Slow iPhone sales hit Verizon.
For a long time, Apple and their flagship iPhone were on top of the world, keeping a stranglehold on the smartphone market with a quality product and numerous carriers happy to sell it. But iPhone sales have declined recently in the face of improved Android products. Earlier this year, Samsung’s Galaxy S4 surpassed the iPhone 5 as the most popular phone on the market, and according to a report published by Moffett Research on Thursday, the shrinking sales figures don’t just spell trouble for Apple, but for their network carriers as well.
In this case, Verizon Wireless is the phone network that has found itself in deep water. After the iPhone’s booming formative years, Verizon signed a hefty three-year contract with Apple that promised a total of $40 to $45 billion in sales of iPhones and other products. Since the contract terms began in 2011, Verizon has struggled to meet those numbers. Based on the first two years of the contract, Verizon is still holding $23.5 billion in leftover “purchase commitments”–a substantial figure that more than doubles their net iPhone sales from 2012. In other words, Verizon is facing a near-insurmountable deficit against their contract to Apple, and unless the smartphone market turns around dramatically and iPhones start flying off the shelves–something that could happen if Apple releases a new phone, but probably not to the level that Verizon needs it to–then the company could be forced to write a fat check when their contract expires at the end of the year.
Whether or not Apple will actually make Verizon pay up on their failed commitments–referred to technically as “contractual shortfalls”–remains to be seen. In their report detailing Verizon’s difficult position, the Moffett Research firm theorized that it would be a mistake for Apple to force Verizon to write a check. Verizon’s total shortfall on the iPhone contract will likely equate to somewhere between $12 and $14 billion. If Apple forces the company to pay back every cent, they will not only squander their relationship with Verizon, but also advertise very publicly the under-performing nature of their iPhone line. Such an event would send stockholders jumping ship and leave other phone carriers questioning just how many iPhone units they will be able to move in coming years. After all, when Verizon signed that contract, the iPhone seemed like one of the safest bets in the world. Now, the tables have turned and analysts are asking whether or not Apple’s device has reached its limit.

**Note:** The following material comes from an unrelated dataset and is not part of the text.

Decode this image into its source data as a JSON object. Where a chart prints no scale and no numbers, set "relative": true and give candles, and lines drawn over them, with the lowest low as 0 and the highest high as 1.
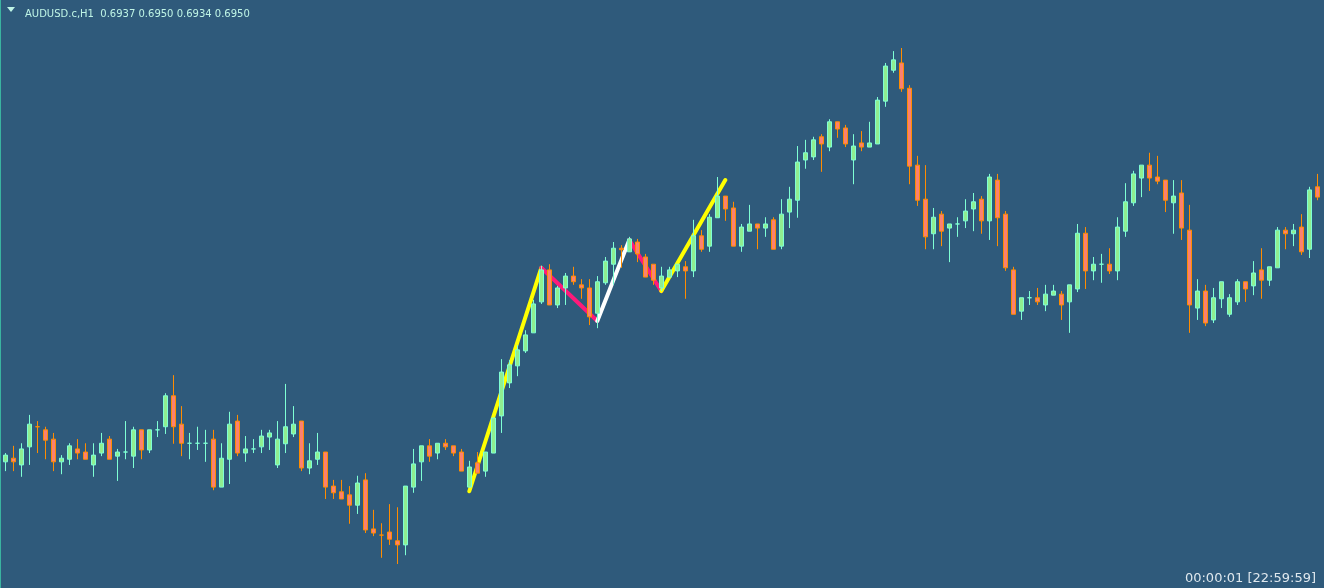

In terms of the other carriers, both Spring and AT&T are in better shape than Verizon, but contractual outlook isn’t entirely sunny for them, either. Moffett Research reports that AT&T had $3.8 billion in iDevice shortfalls at the end of 2012, while Sprint also signed an Apple contract in 2011, but only promised $15.5 billion in sales. In addition, Sprint’s contractual terms give them four years to reach the commitment number, and with $6.4 billion of the goal accomplished thus far, the company should be able to satisfy the contract provided that the smartphone market continues to grow and Apple continues to be a major player.